Senate debates

Thursday, 11 May 2017

Bills

Competition and Consumer Legislation Amendment (Small Business Access to Justice) Bill 2017; Second Reading

10:50 am

Photo of Nick XenophonNick Xenophon (SA, Nick Xenophon Team) Share this | Hansard source

Mr Acting Deputy President, that is very unhelpful in relation to this. As much as I genuinely like Senator Macdonald, that is not helpful.

This Labor bill, the Competition and Consumer Legislation Amendment (Small Business Access to Justice) Bill, is about access to justice. My colleagues and I wholeheartedly support this bill. The intent of this bill is to do something about the chronic lack of access to justice in this country when it comes to dealing with disputes, particularly commercial disputes. As I have done before, I disclose that I am the proprietor of a very, very small law firm with 2.6 lawyers working in it, where we do principally personal injuries work and a bit of commercial work. From my time as a practising lawyer—and I still have a practising certificate, so that I can do my pro bono work in gambling cases and the like—I know that the justice system in this country is broken when it comes to access to justice. There are so many people in this country who have a genuine dispute and who are told by their lawyers: 'You have a 70 or 80 per cent chance of winning.' But they still will not go ahead with that case because of the risk of adverse cost orders which could cause them to lose their home.

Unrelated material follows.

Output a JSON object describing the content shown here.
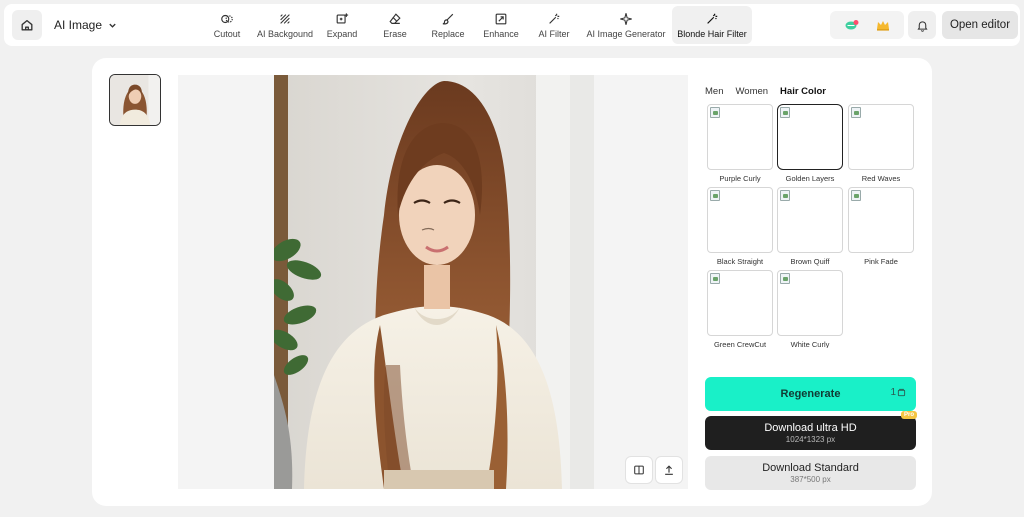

But it goes beyond that. There is an independent supermarket proprietor—I will not name that person—who is very successful; he has a significant turnover and employs many, many people in more than one state. He tells me that if Coles and Woolies do something, whether it is predatory pricing or some other conduct, which his lawyers say could lead to a successful action for abuse of market power—under our current laws—his lawyers tell him: 'You have a really good chance of winning. But, by the way, it is going to cost you $3 or $4 million to run it, and you could be up for adverse cost orders of millions of dollars more.' That is not a justice system.

We know what the Productivity Commission said back in September 2014 when they looked at access to justice arrangements. They said:

There are widespread concerns that Australia's civil justice system is too slow, too expensive and too adversarial.

That goes to the nub of the problem that this bill seeks to address. We know what has happened in other countries, including in the UK. My understanding is that this bill picks up on elements of best practice, so that we can have a system where there are filters and safeguards in place before an action is brought, to deal with frivolous and vexatious actions; a system where you need to show that you have a prima facie case where you have a matter that has got real merit in it but that is subject to dispute.

Getting rid of adverse cost orders will not mean that it is going to be a pushover to deal with these cases, but it will mean that at least parties will know what they are up for in terms of their own costs. It will mean that they will not be subject to being 'deep-pocketed' by a much larger corporation that can drive the litigant, the plaintiff, into the ground. This bill attempts to address that. The bill, in terms of the specific provisions, may need some fine-tuning, may need some extra work done to it, but the principle of the bill that has been introduced here by Senator Gallagher is a very good one. That is why we support it.

Can I also say, on behalf of my colleagues, that we also support, with some amendments, the 'effects test' that the government is putting up, in the Competition and Consumer Amendment (Misuse of Market Power) Bill 2016. It is something that the Nationals have been outspoken on and something that I have worked on for many years with people like former Senator Joyce, now the Deputy Prime Minister. We think that will make a real difference for those small and medium businesses in disputes involving large corporations which abuse their market power. But we think that that bill will be so much more effective, will do what it is meant to do, if it incorporates the elements of this bill.

To Senator Gallagher, I say, 'Imitation is the sincerest form of flattery.' We are going to flatter you by moving a whole range of amendments based on this bill to the government's effects test bill, because we think that is the right thing to do in order to make that piece of legislation work much more effectively. It is no good having a rolled-gold piece of legislation on an effects test. The effects test needs to be modified. It has been constrained in its current form in terms of the government's bill. If we have these amendments in substance, it will mean that the bill will have genuine teeth, because people will be able to have their day in court without the fear of being bankrupted by taking a meritorious claim to court.

That is why, as a team, we support this legislation. It is a worthy piece of legislation. It is long overdue. I congratulate Senator Gallagher for moving this legislation. This is the way forward. If you want to have effective competition and consumer laws in this country, you must have an effective system of access to justice, and this bill goes some considerable way to achieving it. That is why we so wholeheartedly support it.